Rapport moral 2018

Une jeune fille dans un bidonvilles - (c) Olivier Papegnies pour MdM

Rapport moral 2018

Rapports institutionnels
Face aux enjeux de santé qui dans ces contextes injustes, violents, douloureux, ne cessent de se multiplier et de se complexifier, Médecins du Monde évolue, se réorganise et porte toujours obstinément ses combats, en France et dans le monde.

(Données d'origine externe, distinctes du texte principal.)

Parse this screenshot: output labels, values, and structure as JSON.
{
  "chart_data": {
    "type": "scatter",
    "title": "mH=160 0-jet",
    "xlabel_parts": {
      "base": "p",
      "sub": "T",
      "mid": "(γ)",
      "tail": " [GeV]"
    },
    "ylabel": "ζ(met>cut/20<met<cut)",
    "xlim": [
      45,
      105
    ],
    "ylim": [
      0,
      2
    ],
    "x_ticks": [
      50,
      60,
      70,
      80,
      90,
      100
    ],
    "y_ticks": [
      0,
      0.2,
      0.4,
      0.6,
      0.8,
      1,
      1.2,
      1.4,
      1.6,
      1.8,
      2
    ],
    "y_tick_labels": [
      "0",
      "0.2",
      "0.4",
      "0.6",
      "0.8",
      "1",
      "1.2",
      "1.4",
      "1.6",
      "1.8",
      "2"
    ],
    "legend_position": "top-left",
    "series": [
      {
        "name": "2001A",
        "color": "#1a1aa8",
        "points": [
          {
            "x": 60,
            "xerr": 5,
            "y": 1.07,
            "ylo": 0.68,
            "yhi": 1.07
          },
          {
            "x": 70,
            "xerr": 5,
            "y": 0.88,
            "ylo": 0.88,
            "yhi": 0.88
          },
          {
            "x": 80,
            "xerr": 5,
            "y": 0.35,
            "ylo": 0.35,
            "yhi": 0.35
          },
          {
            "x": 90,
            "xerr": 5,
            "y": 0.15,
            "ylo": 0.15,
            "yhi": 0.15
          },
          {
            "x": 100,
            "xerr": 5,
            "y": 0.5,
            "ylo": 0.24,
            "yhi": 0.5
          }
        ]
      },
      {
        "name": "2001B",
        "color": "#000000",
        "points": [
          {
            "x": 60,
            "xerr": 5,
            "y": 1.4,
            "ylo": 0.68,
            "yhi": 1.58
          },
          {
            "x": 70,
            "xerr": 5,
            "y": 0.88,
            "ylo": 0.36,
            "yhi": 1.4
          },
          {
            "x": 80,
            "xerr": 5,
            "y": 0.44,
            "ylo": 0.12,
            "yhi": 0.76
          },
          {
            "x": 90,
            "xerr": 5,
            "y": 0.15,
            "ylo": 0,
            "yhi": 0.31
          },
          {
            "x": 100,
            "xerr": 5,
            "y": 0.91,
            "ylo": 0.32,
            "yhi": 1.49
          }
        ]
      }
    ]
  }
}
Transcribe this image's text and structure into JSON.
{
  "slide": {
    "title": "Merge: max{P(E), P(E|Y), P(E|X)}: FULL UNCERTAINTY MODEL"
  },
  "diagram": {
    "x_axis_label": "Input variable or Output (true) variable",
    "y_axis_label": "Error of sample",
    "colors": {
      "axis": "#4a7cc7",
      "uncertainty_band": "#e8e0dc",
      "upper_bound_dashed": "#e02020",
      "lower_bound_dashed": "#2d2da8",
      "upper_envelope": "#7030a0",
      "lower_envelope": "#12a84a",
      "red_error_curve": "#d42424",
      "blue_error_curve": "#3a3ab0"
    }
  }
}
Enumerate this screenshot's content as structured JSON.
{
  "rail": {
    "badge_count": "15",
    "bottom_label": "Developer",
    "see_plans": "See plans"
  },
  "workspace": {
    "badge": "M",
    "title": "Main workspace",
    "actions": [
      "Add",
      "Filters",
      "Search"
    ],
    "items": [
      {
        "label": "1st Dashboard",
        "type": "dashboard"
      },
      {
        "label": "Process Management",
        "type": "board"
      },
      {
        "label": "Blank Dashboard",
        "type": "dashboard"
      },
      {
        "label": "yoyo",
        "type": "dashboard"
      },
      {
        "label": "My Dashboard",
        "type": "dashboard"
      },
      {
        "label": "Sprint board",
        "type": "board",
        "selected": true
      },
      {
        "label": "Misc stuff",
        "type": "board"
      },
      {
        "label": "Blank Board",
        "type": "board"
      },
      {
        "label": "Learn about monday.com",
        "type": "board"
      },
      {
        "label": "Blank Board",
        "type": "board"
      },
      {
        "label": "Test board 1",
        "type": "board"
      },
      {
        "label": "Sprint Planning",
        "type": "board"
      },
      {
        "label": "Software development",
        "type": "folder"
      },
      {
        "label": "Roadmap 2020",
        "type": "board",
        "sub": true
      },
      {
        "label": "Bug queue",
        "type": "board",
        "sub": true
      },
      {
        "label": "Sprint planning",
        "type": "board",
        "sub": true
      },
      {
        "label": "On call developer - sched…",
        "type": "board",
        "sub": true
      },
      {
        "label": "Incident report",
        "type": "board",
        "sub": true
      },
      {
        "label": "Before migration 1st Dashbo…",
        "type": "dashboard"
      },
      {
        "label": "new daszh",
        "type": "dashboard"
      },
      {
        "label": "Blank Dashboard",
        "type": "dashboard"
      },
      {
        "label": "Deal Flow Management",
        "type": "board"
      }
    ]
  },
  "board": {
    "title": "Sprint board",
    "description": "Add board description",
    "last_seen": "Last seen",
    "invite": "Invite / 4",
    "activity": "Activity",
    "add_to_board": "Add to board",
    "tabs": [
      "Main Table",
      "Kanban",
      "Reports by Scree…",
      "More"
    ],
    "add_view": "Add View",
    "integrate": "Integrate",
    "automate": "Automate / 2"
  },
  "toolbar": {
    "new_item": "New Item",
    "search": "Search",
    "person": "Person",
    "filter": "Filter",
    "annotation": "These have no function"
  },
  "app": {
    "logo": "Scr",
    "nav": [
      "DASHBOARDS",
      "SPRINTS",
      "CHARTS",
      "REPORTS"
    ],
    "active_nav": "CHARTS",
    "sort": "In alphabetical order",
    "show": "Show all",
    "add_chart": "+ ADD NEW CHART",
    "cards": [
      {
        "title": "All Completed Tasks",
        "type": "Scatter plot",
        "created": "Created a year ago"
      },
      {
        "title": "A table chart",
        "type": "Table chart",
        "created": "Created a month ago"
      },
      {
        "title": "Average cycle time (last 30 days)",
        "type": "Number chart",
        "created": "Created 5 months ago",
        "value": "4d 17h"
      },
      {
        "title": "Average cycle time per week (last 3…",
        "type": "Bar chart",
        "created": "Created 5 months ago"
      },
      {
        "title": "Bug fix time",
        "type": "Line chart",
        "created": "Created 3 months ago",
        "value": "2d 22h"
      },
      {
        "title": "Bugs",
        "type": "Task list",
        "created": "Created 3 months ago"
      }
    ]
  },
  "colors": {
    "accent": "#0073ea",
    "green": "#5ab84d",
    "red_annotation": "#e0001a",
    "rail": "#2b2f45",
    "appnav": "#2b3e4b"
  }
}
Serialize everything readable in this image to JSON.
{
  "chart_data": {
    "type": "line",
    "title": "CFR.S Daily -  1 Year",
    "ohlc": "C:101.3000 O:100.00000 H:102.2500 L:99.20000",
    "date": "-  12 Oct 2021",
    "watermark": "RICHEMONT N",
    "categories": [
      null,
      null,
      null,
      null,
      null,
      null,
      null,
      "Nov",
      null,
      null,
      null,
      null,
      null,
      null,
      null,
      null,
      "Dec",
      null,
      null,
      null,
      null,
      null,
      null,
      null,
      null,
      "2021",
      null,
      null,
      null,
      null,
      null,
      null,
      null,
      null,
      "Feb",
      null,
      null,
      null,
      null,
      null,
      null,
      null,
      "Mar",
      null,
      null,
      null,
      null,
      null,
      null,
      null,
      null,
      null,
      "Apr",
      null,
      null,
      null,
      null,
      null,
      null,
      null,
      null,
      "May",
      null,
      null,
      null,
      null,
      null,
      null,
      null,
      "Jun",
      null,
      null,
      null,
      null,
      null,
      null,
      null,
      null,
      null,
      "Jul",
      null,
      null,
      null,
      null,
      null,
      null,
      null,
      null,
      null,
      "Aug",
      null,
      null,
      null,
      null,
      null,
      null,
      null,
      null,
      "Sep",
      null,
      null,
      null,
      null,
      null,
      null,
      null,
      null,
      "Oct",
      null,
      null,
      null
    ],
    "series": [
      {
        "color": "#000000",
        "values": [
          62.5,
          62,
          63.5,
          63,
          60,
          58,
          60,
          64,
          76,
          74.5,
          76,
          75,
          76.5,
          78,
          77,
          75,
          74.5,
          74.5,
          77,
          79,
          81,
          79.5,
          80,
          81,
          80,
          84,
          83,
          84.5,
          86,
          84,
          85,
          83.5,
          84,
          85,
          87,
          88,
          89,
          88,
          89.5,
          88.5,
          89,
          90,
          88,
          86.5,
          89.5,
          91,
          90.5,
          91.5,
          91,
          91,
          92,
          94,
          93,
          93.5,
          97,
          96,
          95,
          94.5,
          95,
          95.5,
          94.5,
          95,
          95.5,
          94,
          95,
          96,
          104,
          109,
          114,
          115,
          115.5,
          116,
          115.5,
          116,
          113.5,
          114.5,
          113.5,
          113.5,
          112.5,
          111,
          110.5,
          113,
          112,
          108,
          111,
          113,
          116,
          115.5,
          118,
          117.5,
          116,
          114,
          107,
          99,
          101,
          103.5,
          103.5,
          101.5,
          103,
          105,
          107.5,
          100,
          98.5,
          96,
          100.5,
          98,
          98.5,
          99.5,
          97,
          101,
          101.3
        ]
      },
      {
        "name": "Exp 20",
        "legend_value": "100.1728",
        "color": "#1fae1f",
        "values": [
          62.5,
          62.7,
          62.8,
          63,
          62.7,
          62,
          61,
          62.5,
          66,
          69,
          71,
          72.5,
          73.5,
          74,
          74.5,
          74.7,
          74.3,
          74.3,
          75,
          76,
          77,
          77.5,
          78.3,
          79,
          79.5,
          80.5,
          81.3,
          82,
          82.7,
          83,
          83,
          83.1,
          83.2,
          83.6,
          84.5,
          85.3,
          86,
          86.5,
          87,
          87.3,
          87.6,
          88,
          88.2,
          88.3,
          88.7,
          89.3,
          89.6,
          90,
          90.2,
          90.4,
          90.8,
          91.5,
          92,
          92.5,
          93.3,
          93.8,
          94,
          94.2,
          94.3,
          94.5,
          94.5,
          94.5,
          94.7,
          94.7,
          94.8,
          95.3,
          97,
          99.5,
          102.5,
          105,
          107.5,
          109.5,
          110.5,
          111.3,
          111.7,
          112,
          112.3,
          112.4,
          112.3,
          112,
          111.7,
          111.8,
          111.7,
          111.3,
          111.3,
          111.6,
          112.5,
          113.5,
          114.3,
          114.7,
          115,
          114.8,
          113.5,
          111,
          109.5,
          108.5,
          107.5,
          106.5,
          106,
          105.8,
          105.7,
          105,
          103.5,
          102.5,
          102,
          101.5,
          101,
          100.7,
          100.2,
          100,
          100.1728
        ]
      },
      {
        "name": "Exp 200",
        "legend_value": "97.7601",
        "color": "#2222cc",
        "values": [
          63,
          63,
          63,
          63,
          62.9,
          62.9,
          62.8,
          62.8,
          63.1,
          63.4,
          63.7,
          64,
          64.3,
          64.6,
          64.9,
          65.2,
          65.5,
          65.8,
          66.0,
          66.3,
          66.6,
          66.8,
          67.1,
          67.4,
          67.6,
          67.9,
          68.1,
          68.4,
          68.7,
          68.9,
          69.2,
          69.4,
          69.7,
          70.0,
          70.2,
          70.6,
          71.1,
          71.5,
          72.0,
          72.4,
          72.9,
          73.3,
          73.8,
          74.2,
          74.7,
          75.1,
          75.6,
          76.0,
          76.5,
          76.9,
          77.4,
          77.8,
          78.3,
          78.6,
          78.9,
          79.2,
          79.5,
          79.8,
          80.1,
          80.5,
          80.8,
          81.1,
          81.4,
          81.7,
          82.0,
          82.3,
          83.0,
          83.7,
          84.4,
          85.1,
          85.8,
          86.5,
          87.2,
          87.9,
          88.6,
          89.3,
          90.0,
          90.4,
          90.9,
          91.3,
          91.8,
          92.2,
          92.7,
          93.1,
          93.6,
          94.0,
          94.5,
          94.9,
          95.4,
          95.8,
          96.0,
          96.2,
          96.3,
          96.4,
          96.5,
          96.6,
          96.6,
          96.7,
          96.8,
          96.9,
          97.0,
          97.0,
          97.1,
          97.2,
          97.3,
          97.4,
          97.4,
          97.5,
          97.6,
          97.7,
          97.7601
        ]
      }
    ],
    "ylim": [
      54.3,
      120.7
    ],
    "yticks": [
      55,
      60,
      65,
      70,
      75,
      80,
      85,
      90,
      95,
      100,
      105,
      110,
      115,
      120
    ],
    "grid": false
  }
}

Comment raconter la nécessaire adaptation d’une ONGinfo-icon médicale dans un monde soumis à de puissantes forces contradictoires ? Un monde tiraillé entre un libéralisme débridé, producteur d’immenses richesses pour certains, et l’abandon de groupes entiers de populations, contraints de renouer avec des stratégies de survie d’un autre temps. En 2018, la scène internationale est marquée par le retour en force des autocrates. Par la montée de l’extrême-droite en Autriche, en Italie, en Bulgarie et la présence de gouvernements ultra nationalistes en Hongrie ou en Pologne. Trop souvent, le repli sur soi est revendiqué par les pouvoirs politiques qui s’appuient sur des mouvements ethniques et religieux ou sur la migration présentée comme une dangereuse invasion justifiant le rejet et l’érection de murs.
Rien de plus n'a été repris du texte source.